In der Zeit zwischen Januar und September wurden in Berlin 22.300 Fahrraddiebstähle bei der Polizei zur Anzeige gebracht. Im vergleichbaren Zeitraum des Vorjahres waren es 15.000. Die Dunkelziffer ist wesentlich höher: viele Fahrradbesitzer versprechen sich von einer Anzeige nichts, vor allem wenn das Rad nicht versichert oder schon sehr alt war. Hauptsaison für den Räderklau ist der Sommer, doch auch im Frühjahr und einem so warmen Herbst wie dem jetzigen sind die guten Stücke nicht sicher. Die Spitzenreiter sind die Bezirke Neukölln, Treptow, Köpenick und Tempelhof. Doch auch in Charlottenburg, Moabit und Tiergarten scheinen die Räder Flügel zu haben. Der größte Schwund wird an Rädersammelpunkten wie U- Bahnhöfen, Unis, Schwimmbädern, Schulen und Bibliotheken verzeichnet. Am hellichten Tag überwinden die Diebe zwei Meter neben arglosen Passanten mit einem Bolzenschneider mühelos die Ketten und Seilschlösser, schwingen sich aufs Rad und sausen davon. An verdeckten Orten, wie Hinterhöfen, Kellern und Hausfluren, wird noch mehr geklaut. Begehrt sind natürlich besonders neuwertige, teure Stahlrösser, die verkauft werden können. Aber auch alte Schrottesel sind vor den Langfingern nicht sicher. Sie sind allemal gut genug für einen Quicki ins Grüne, und landen spätestens dann, wenn der Reifen platt ist, irgendwo im Gebüsch. Ein Happy-End wie im Fall von Klein Fritzchen ist absolute Ausnahme. Meist verschwinden die teuren umweltfreundlichen Gefährte auf Nimmerwiedersehen. Die Aufklärungsquote, die im vergangenen Jahr bei acht Prozent lag und in diesem auf vier Prozent absackte, ist verschwindend gering.

Eine Fotoredakteurin traf am hellichten Tag der Schlag, als sie sich nach dem taz-Plenum vor dem Haus der Kulturen auf ihr Rad schwingen wollte. Das fast neuwertige Rad, das inmitten vieler anderer im Fahrradständer angeschlossen war, schien wie vom Erdboden verschluckt. Die schlimme Vorahnung wurde zur finsteren Gewißheit, als sich die mehrere Millimeter starke Kette fand, die sich vor einem leeren Ständer wie eine enthauptete Schlange auf dem Boden kringelte. Der Dieb hatte sich offensichtlich nur gebückt, so getan, als ob er das Schloß aufschließe, und dann unauffällig den Bolzenschneider gezückt.

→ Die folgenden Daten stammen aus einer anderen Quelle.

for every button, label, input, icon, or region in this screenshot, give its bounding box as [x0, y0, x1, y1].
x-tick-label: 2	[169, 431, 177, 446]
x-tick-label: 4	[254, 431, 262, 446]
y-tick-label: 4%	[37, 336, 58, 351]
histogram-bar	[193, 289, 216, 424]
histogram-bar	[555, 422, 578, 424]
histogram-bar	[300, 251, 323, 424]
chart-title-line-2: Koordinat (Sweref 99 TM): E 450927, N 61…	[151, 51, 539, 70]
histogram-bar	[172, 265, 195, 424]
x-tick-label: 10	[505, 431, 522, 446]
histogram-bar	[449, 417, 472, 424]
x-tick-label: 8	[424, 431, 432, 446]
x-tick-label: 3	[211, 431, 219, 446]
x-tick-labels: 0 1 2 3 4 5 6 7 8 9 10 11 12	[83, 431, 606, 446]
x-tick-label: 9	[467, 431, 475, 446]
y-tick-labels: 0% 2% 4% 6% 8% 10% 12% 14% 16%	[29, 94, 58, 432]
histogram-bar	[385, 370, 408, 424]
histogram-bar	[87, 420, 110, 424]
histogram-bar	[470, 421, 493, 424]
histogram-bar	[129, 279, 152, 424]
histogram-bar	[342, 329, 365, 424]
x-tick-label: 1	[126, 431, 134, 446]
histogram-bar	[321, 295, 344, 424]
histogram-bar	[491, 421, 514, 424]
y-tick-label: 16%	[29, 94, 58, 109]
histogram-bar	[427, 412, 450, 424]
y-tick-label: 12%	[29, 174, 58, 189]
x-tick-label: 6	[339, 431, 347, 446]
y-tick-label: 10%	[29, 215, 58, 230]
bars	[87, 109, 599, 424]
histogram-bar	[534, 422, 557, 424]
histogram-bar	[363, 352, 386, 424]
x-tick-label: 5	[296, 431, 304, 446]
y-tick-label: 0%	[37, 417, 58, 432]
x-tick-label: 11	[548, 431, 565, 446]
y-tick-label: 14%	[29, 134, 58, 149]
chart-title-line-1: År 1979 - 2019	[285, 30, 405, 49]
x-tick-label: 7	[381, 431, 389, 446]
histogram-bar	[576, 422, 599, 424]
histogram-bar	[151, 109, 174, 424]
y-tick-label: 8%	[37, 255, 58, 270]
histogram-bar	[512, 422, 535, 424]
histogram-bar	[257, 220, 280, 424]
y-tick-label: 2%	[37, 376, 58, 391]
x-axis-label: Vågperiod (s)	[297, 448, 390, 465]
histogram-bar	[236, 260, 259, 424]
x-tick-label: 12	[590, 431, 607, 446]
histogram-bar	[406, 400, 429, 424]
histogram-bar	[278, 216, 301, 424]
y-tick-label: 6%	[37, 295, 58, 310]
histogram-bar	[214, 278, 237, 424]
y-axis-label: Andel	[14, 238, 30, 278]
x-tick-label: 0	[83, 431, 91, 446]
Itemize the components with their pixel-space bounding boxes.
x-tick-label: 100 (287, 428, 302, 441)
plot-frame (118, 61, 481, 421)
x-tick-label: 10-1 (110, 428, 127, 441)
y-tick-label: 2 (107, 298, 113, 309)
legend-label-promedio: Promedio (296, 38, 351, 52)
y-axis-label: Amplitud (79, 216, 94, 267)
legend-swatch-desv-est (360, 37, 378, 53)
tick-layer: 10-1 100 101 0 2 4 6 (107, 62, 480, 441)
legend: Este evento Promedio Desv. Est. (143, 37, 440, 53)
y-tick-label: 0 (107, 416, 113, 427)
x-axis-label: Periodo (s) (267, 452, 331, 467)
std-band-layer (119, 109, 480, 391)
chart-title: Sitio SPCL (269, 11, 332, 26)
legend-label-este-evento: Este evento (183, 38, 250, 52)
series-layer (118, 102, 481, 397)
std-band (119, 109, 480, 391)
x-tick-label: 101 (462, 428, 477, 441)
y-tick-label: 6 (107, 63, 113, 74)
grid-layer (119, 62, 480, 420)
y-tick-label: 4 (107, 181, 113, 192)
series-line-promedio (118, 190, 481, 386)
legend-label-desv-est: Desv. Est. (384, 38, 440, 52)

Die 200 Fahrradkuriere von »Messenger« beklagen jede Woche mindestens zwei Verluste durch Diebeshand. Selbst huckepack in die Treppenhäuser geschleppte Bikes verschwinden in dem Moment, wo die Post abgegeben wird, wie von Geisterhand. Die Diebe beweisen dabei einen Blick für gute Qualität: die stabilen Untersätze, auf denen sich die fliegenden Boten bis zu acht Stunden am Tag durch die verstopften Straßen kämpfen, kosten zwischen 2.000 und 5.000 Mark. Auch wenn die Drahtesel sämtlichst versichert sind, schmerzt der Verlust des eingefahrenen Arbeitsmittels sehr. Um die Attraktivität zu schmälern, trimmen die Messengers ihre teuren Markenräder inzwischen durch den Anbau anderer Lenker auf alt.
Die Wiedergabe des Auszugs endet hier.